Кто-то из руководства вышел на шум в приемную и был немедленно осчастливлен знакомством с великим рАвином.
— И эт великый человек! — в свою очередь представил Песах старику кагального начальника. — Руковосств! Жми ему руку, отэц! Потом всем там расскажешь, с какой человек обчался! Жми!
— Песах, тебе что, собственно, от меня надо? — отмахиваясь от болтающегося в длинной руке Нисанова доходяги и отступая назад в кабинет, блеяло руководство.
— Эта ж наш великый рАвин! Религьозный лыдер! Культуррны светощщ! Жми! — вопил Песах, наступая на руководство. И вдруг, словно опомнившись, замер, развернулся на сто восемьдесят градусов, увлекая за собой скользящего на ватных ногах светоча, и ринулся к двери. — От мэзузэ, отэц! От! Цалуй!
Песах несколько раз ткнул окончательно сникшего лыдера вялыми губами в дверной косяк, демонстрируя руководству и всем прочим его истовую религиозность, и вновь двинулся на приступ начальственного кабинета…
В свои присутственные дни я много общался и по службе, и по жизни с Яшей Бронштейном, возглавившим реанимированный в очередной раз информационный проект «Кагала». Теперь это был еженедельный боевой листок под названием «Ха-йом йом». Благодаря Яшиным усилиям, проект двигался довольно успешно, но тут Бронштейну предложили пост главного редактора новой цветной рекламно-деловой газеты, и он позвал меня своим заместителем. Деньги, прилагавшиеся к должности, вдвое превышали совокупно зарабатываемое мной в газете и «Кагале», да и дело было интересное — придумать и начать с нуля издание при почти неограниченных стартовых средствах. И я согласился. И ушел из «ЕЖа», а заодно, как мне казалось, и из еврейской жизни вообще. Но было это несколько позже.
Таня без штанов
На какое-то время секретарем редакции «ЕЖа» сделалась девочка Таня, страдавшая от неутоленного и неразделенного раввинами еврейства и столь же сильно неразделенного и неутоленного полового чувства к своему бывшему соученику Толику. Сей жесткосердый по понятным только ему и всем остальным, кроме Тани, объективным причинам категорически не желал уплотнять их общение.
Черствые раввины искренне не понимали, чего эта взбалмошная квартеронка по отцу забыла (или нашла?) в иудаизме и не допускали злосчастную экс-студентку Высшей еврейской школы к гиюру.
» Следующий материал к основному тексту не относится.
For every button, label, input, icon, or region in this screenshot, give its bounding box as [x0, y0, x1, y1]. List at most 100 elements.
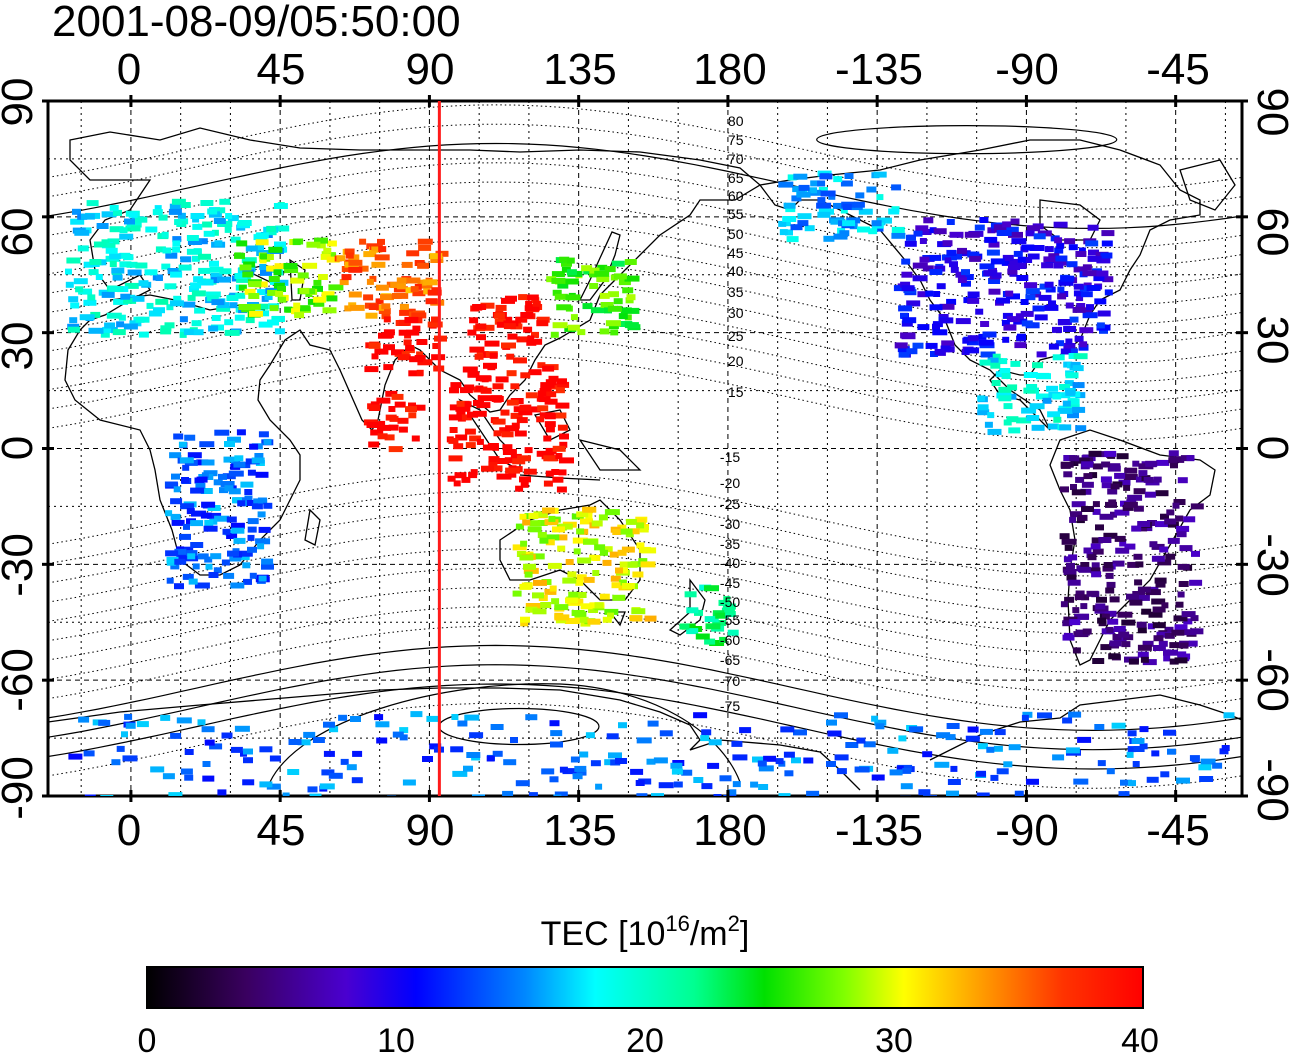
tec-data-point	[1044, 281, 1054, 288]
tec-data-point	[257, 497, 267, 504]
tec-data-point	[186, 550, 198, 557]
tec-data-point	[1113, 626, 1126, 632]
tec-data-point	[244, 500, 256, 506]
tec-data-point	[236, 276, 251, 283]
tec-data-point	[577, 557, 592, 564]
tec-data-point	[613, 273, 627, 280]
tec-data-point	[1177, 591, 1185, 598]
tec-data-point	[608, 291, 619, 298]
tec-data-point	[194, 582, 210, 589]
contour-label: -75	[720, 698, 740, 714]
tec-data-point	[528, 512, 539, 519]
tec-data-point	[1009, 258, 1023, 265]
tec-data-point	[96, 223, 109, 229]
tec-data-point	[155, 275, 163, 281]
tec-data-point	[456, 400, 470, 407]
tec-data-point	[1042, 397, 1052, 404]
tec-data-point	[686, 607, 699, 614]
colorbar-tick-label: 0	[138, 1022, 157, 1057]
tec-data-point	[1163, 649, 1178, 656]
tec-data-point	[1065, 372, 1079, 379]
tec-data-point	[201, 501, 216, 508]
tec-data-point	[196, 238, 208, 245]
tec-data-point	[559, 433, 569, 440]
tec-data-point	[510, 453, 522, 460]
tec-data-point	[783, 751, 795, 758]
tec-data-point	[193, 276, 204, 283]
tec-data-point	[1047, 411, 1061, 418]
tec-data-point	[313, 300, 325, 307]
tec-data-point	[834, 712, 848, 719]
colorbar-gradient	[146, 966, 1144, 1009]
tec-data-point	[983, 270, 998, 277]
tec-data-point	[1153, 476, 1162, 483]
tec-data-point	[515, 485, 524, 492]
tec-data-point	[1072, 306, 1086, 313]
contour-label: -15	[720, 449, 740, 465]
tec-data-point	[224, 329, 240, 336]
tec-data-point	[1191, 550, 1200, 557]
tec-data-point	[545, 426, 555, 433]
tec-data-point	[119, 233, 134, 240]
tec-data-point	[539, 537, 549, 544]
tec-data-point	[105, 247, 118, 254]
tec-data-point	[510, 737, 518, 743]
tec-data-point	[519, 513, 527, 520]
tec-data-point	[377, 238, 385, 245]
tec-data-point	[589, 283, 599, 289]
tec-data-point	[258, 303, 269, 310]
tec-data-point	[410, 286, 419, 293]
tec-data-point	[247, 526, 257, 533]
tec-data-point	[1101, 613, 1110, 620]
tec-data-point	[967, 726, 979, 733]
tec-data-point	[247, 546, 257, 553]
tec-data-point	[1010, 218, 1020, 225]
tec-data-point	[158, 214, 168, 221]
tec-data-point	[403, 339, 412, 346]
tec-data-point	[1133, 488, 1146, 495]
tec-data-point	[515, 316, 528, 323]
tec-data-point	[873, 171, 887, 178]
tec-data-point	[728, 789, 737, 796]
tec-data-point	[1140, 656, 1149, 663]
tec-data-point	[229, 302, 238, 309]
tec-data-point	[1120, 779, 1132, 786]
tec-data-point	[394, 401, 406, 408]
tec-data-point	[1090, 567, 1101, 574]
tec-data-point	[996, 230, 1012, 236]
tec-data-point	[1137, 586, 1151, 593]
tec-data-point	[1135, 476, 1144, 483]
tec-data-point	[282, 792, 290, 796]
tec-data-point	[1109, 596, 1120, 603]
tec-data-point	[193, 329, 204, 336]
tec-data-point	[921, 229, 932, 235]
tec-data-point	[211, 229, 219, 236]
tec-data-point	[1035, 393, 1049, 400]
tec-data-point	[1052, 354, 1065, 361]
tec-data-point	[208, 325, 219, 332]
tec-data-point	[123, 297, 137, 304]
tec-data-point	[495, 376, 509, 383]
tec-data-point	[297, 739, 311, 746]
tec-data-point	[136, 721, 149, 728]
tec-data-point	[164, 322, 175, 329]
tec-data-point	[923, 795, 937, 796]
tec-data-point	[1064, 596, 1075, 603]
tec-data-point	[541, 768, 555, 775]
tec-data-point	[422, 279, 438, 286]
tec-data-point	[917, 324, 930, 331]
tec-data-point	[423, 288, 431, 295]
top-axis-label: 135	[543, 45, 616, 94]
tec-data-point	[1118, 631, 1130, 638]
tec-data-point	[1112, 634, 1122, 640]
contour-label: 45	[728, 245, 744, 261]
tec-data-point	[488, 456, 500, 463]
tec-data-point	[1062, 400, 1071, 407]
tec-data-point	[1174, 624, 1188, 631]
tec-data-point	[957, 277, 967, 283]
tec-data-point	[529, 520, 541, 527]
tec-data-point	[520, 312, 534, 318]
tec-data-point	[84, 794, 96, 796]
tec-data-point	[378, 420, 386, 427]
tec-data-point	[1029, 403, 1045, 410]
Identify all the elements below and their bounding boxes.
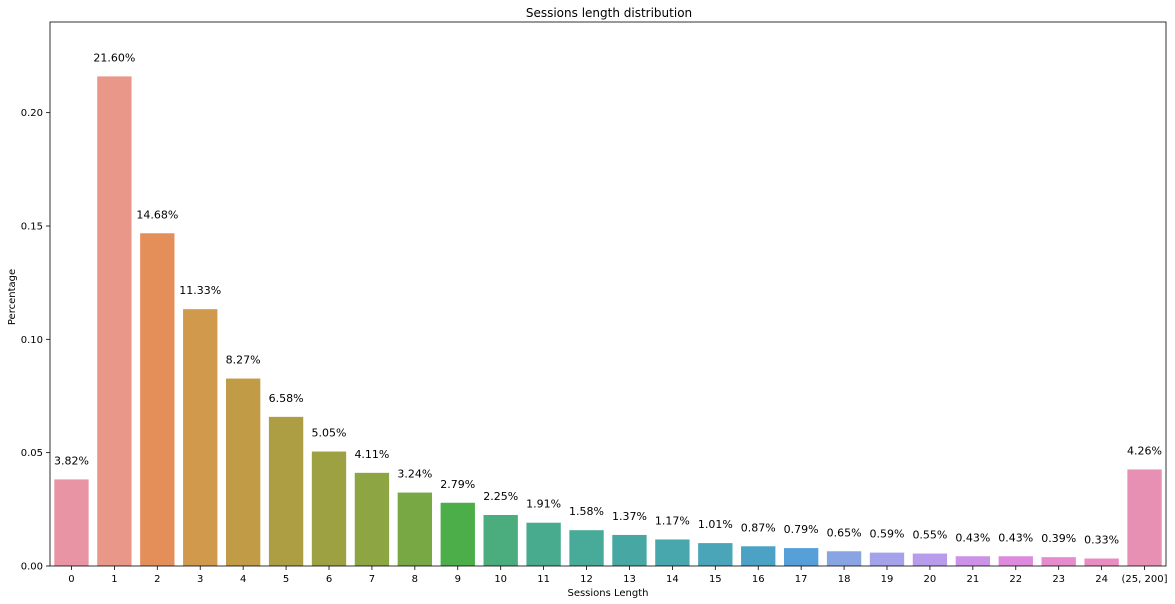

Подлец Толик не допускал ее к своему еврейскому телу. Жизнь была беспросветна, Таня страдала. Ей хотелось рассказывать о своих раскрывшихся чувствах к еврейству и в качестве естественного продолжения — к сукину сыну Толику окружающим, и окружающие — то есть, мы — с готовностью выслушивали ее. А потом начинали издеваться.
Свинство, конечно. Но по-другому — никак. Есть такие несчастные существа в природе, проходя мимо которых даже святой не удержится от пинка. Типа того слоненка у Киплинга.
Только у Тани хобот уже был от рождения…
Ну, вот, я же говорю… Да, нет, на самом деле вполне была симпатичная девчонка. Если бы не плаксиво-мечтательное выражение лица. Ага. И не хобот… Ну, видите, вот опять…
Таня и без Толика с гиюром вызывала непреодолимое желание, мягко скажем, подшутить над ней, а уж с ее вечными плачами… И главное — всякий раз обжигалась, и каждый день снова и снова запевала на нашей вавилонской речке свою заунывную песнь.
Через какое-то время, правда, у нее появилась защитница — наш новый приходящий бухгалтер Галина Дормидонтовна. У этой громкой и внешне решительной сорокалетней дамы в больших очках была своя душещипательная история. Еврейства ей вполне хватало по маме, любви тоже — по мужу Мишке и прочим. Но в душе ее постоянно бушевала гроза, поскольку она постоянно же изменяла «Мишке, дураку бедному» со своим бывшим однокурсником «и еще там с одним лыжником» и испытывала в связи с этим муки совести. Возможность не изменять, понятно, не рассматривалась.
Поработав у нас некоторое время, Галина Дормидонтовна взяла Таньку под покровительство. Возможно, потому, что она была постоянно занята своими мыслями и чувствами и, слушая, не слышала Танькиного нытья. Или потому, что Татьяна выслушивала ее собственные страстные истории, не отговариваясь, как все прочие, необходимостью немедленно бежать на почту. А может, потому, что все-таки тоже была натурой чувственной и в глубинах романтичной.